Qual è dunque il ruolo del “Gender Mainstreaming” in questo contesto “rivoluzionario” globalizzato?
Il concetto di “Gender” presuppone che qualsiasi orientamento sessuale – eterosessuale, omosessuale, bisessuale e transessuale – sia equivalente e debba essere accettato dalla società. L’obiettivo è il superamento dell’“eterosessualità forzata” e la creazione di un uomo nuovo, cui lasciare la libertà di scelta e di godere della propria identità sessuale indipendentemente dal suo sesso biologico. Chiunque si contrapponga a ciò, singole persone o Stati, viene discriminato come “omofobo”. Si tratta di un attacco mondiale all’ordine della creazione e, così facendo, all’intera umanità. Esso distrugge il fondamento della famiglia e in questo modo consegna ai despoti di turno la persona che non riesce più a riconoscersi, se uomo o donna.
Nel suo ultimo libro attacca duramente la pornografia e chi la tollera.
Sì, perché la pornografia è una droga e come tale crea dipendenza.

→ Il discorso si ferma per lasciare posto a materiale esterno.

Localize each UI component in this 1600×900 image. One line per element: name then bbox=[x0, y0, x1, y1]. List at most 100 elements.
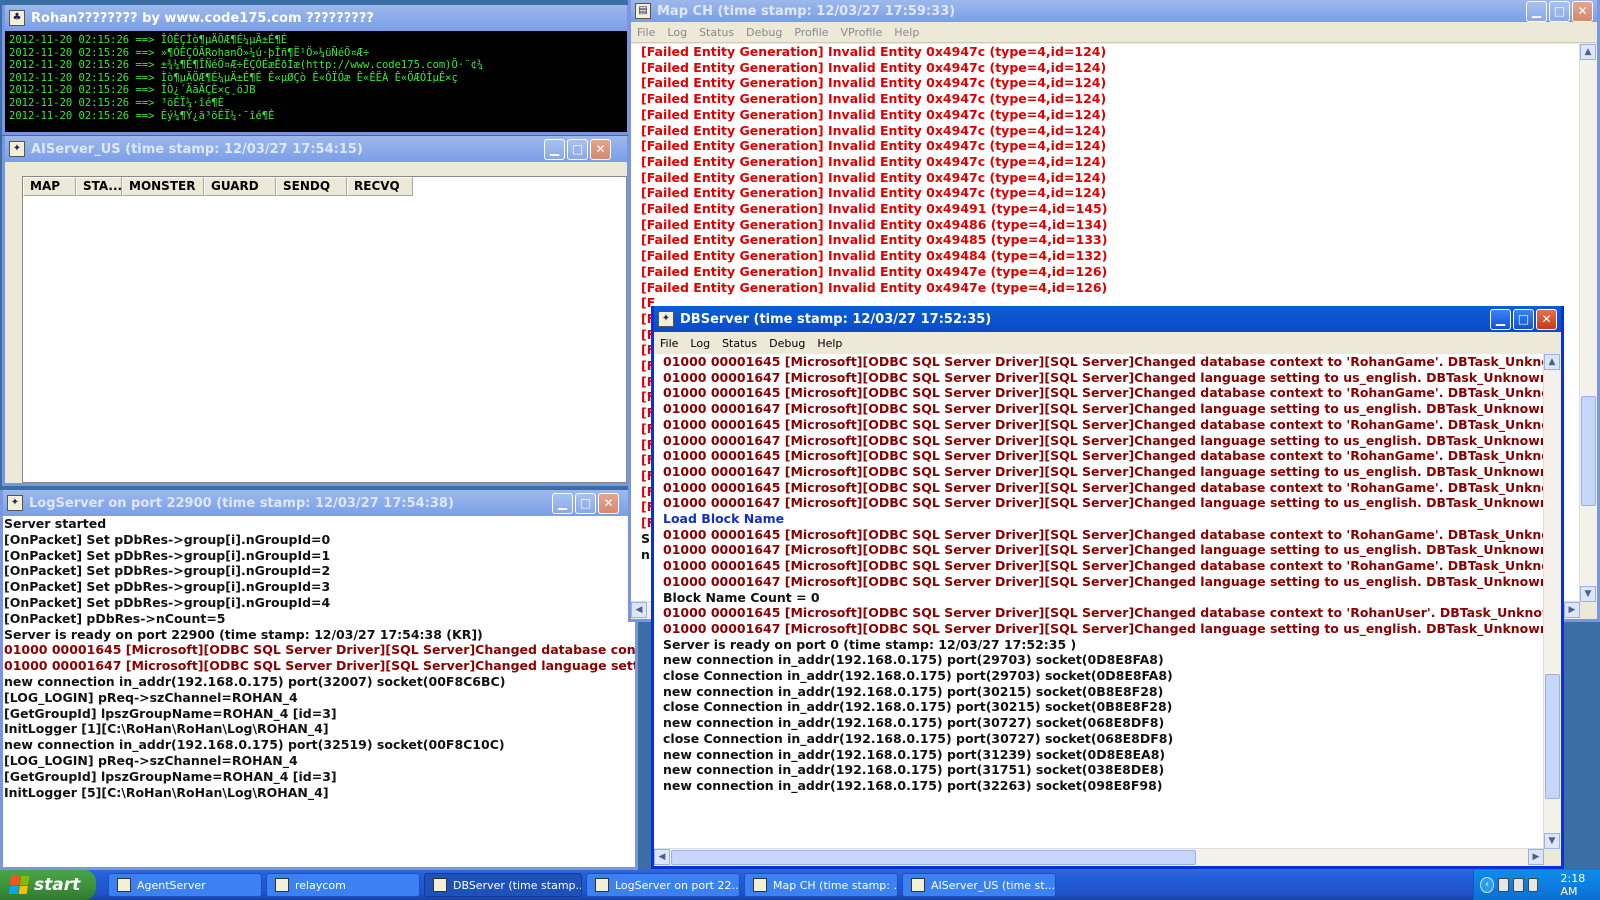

Una droga che distrugge la capacità di amare e di assumere la responsabilità di essere padre e madre. Inoltre costituisce un piano inclinato sul quale è facile scivolare verso quell’abisso della criminalità sessuale che finisce col coinvolgere anche i bambini e i giovanissimi. A proposito della Germania, esistono dati allarmanti: il 20 per cento dei ragazzi tra i 12 e i 17 anni “consumano” quotidianamente pornografia, il 42 per cento almeno una volta alla settimana. Che persone potranno formarsi in queste condizioni? Ed è difficile farsi una ragione del motivo per cui l’Unione Europea si dimostra essere così aggressiva contro il fumo ma non fa nulla per impedire l’imbruttimento provocato dalla pornografia.
In questa situazione di “rivoluzione sessuale globale”, qual è il compito dei cristiani?
Si tratta ovviamente di un tema che riguarda ciascuno di noi. Ci piaccia o meno, dobbiamo anzitutto mettere ordine nella nostra vita sessuale, così che la vocazione umana sia all’altezza del vero amore, l’amore che dona la felicità. Se non è così non è possibile neppure trovare le motivazioni per affrontare una battaglia del genere, che è per la dignità dell’uomo, per la famiglia, per i nostri figli, per il futuro.